Let’s say your love handles are getting heftier, you can’t keep away from the carbs, the doc has told you to lose 10 kg fast, but you can’t keep away from ice cream. Conundrum.

If you are the type of person who must end a high-carb meal with an even-higher carb triple scoop of butterscotch vanilla, salvation is at hand. You can now make frozen yoghurt, smoothies and sorbets, in the comfort of your kitchen.

Being endowed with a wide girth, Yantrick acquired a Cuisinart ICE-2 Frozen Yoghurt Maker and has since been indulging the sweet tooth without being riddled with guilt about the midriff. This is a cool machine in every sense of the word: simple, sturdy, easy-to-use, and you surprise yourself with the ease with which you can prepare creative desserts for your guests.
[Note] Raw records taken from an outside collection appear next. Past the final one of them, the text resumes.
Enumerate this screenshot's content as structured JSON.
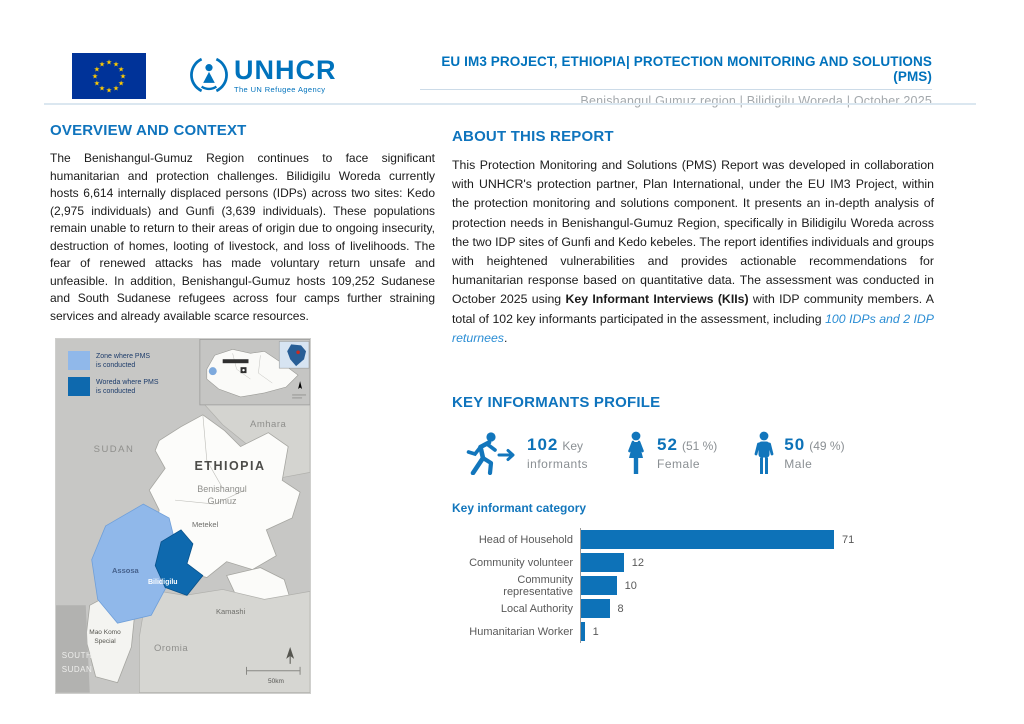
{
  "colors": {
    "accent_blue": "#0072bc",
    "bar_blue": "#0d72b8",
    "zone_blue": "#90b8ea",
    "woreda_blue": "#0e69ae",
    "eu_flag_blue": "#003399",
    "eu_star_yellow": "#ffcc00",
    "subtitle_gray": "#a3a8ac"
  },
  "header": {
    "title": "EU IM3 PROJECT, ETHIOPIA| PROTECTION MONITORING AND SOLUTIONS (PMS)",
    "subtitle": "Benishangul Gumuz region | Bilidigilu Woreda | October 2025",
    "unhcr_wordmark": "UNHCR",
    "unhcr_tagline": "The UN Refugee Agency"
  },
  "overview": {
    "heading": "OVERVIEW AND CONTEXT",
    "body": "The Benishangul-Gumuz Region continues to face significant humanitarian and protection challenges. Bilidigilu Woreda currently hosts 6,614 internally displaced persons (IDPs) across two sites: Kedo (2,975 individuals) and Gunfi (3,639 individuals). These populations remain unable to return to their areas of origin due to ongoing insecurity, destruction of homes, looting of livestock, and loss of livelihoods. The fear of renewed attacks has made voluntary return unsafe and unfeasible. In addition, Benishangul-Gumuz hosts 109,252 Sudanese and South Sudanese refugees across four camps further straining services and already available scarce resources."
  },
  "about": {
    "heading": "ABOUT THIS REPORT",
    "p1": "This Protection Monitoring and Solutions (PMS) Report was developed in collaboration with UNHCR's protection partner, Plan International, under the EU IM3 Project, within the protection monitoring and solutions component. It presents an in-depth analysis of protection needs in Benishangul-Gumuz Region, specifically in Bilidigilu Woreda across the two IDP sites of Gunfi and Kedo kebeles. The report identifies individuals and groups with heightened vulnerabilities and provides actionable recommendations for humanitarian response based on quantitative data. The assessment was conducted in October 2025 using ",
    "p1_bold": "Key Informant Interviews (KIIs)",
    "p2": " with IDP community members. A total of 102 key informants participated in the assessment, including ",
    "p2_italic": "100 IDPs and 2 IDP returnees",
    "p3": "."
  },
  "map": {
    "legend": [
      {
        "label": "Zone where PMS\nis conducted",
        "color": "#90b8ea"
      },
      {
        "label": "Woreda where PMS\nis conducted",
        "color": "#0e69ae"
      }
    ],
    "labels": {
      "sudan": "SUDAN",
      "south_sudan": "SOUTH\nSUDAN",
      "amhara": "Amhara",
      "ethiopia": "ETHIOPIA",
      "benishangul_gumuz": "Benishangul\nGumuz",
      "metekel": "Metekel",
      "assosa": "Assosa",
      "bilidigilu": "Bilidigilu",
      "kamashi": "Kamashi",
      "mao_komo": "Mao Komo\nSpecial",
      "oromia": "Oromia",
      "scale": "50km"
    }
  },
  "profile": {
    "heading": "KEY INFORMANTS PROFILE",
    "stats": [
      {
        "icon": "running-person-icon",
        "value": "102",
        "suffix": "Key",
        "line2": "informants"
      },
      {
        "icon": "female-icon",
        "value": "52",
        "suffix": "(51 %)",
        "line2": "Female"
      },
      {
        "icon": "male-icon",
        "value": "50",
        "suffix": "(49 %)",
        "line2": "Male"
      }
    ]
  },
  "chart_data": {
    "type": "bar",
    "orientation": "horizontal",
    "title": "Key informant category",
    "categories": [
      "Head of Household",
      "Community volunteer",
      "Community representative",
      "Local Authority",
      "Humanitarian Worker"
    ],
    "values": [
      71,
      12,
      10,
      8,
      1
    ],
    "xlim": [
      0,
      80
    ],
    "grid": false,
    "legend": "none",
    "bar_color": "#0d72b8"
  }
}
And it’s all over in 20 minutes from start to finish.

The way it works is this: a bowl with a special chemical inside is frozen beforehand in the deep freeze of your fridge. Since this substance is at below zero when it freezes, the yoghurt also freezes when it comes in contact with the sides of the bowl and is stirred by an electric motor unit.

The 2 stands for 2 litres which is an adequate volume for a family of six and you can easily serve a party with 10 guests, provided your desserts are so popular that they keep coming back to the kitchen for thirds and fourths.

To start, stick your freezer bowl into the coldest part of the deep freeze so that it is completely frozen. In fact, leave it there at all times so you can make your dessert immediately, otherwise it may take up to 10 hours to freeze over. You then insert the freezer bowl into the maker’s base and immediately load the raw yoghurt. The fruit chunks and whatever else you want to embellish it with should be added only just before the end of the process. The yoghurt thickens and is magically frozen by the cold being transported from the freezer bowl.

The Yantrick, as you can tell, is bowled over by this yantra. There are a few downsides, the contraption seems to be needlessly noisy for something so small. Cuisinart should supply an optional silencer (joking). You also have to be careful not to leave the yoghurt churning on too long and sometimes there is a problem scraping the yoghurt out of the bowl with the spatula. And at 2,600 baht at a sale in Bangkok’s Siam Centre, it is a steal. Someone should import these machines to Kathmandu and give the ice cream wallahs a run for their money.

YANTRICK’s Verdict: A perfectly cool machine for the hot monsoon days that turns healthy yoghurt cheaply and quickly into a fabulous dessert. Even the kids won’t ask for ice cream any more.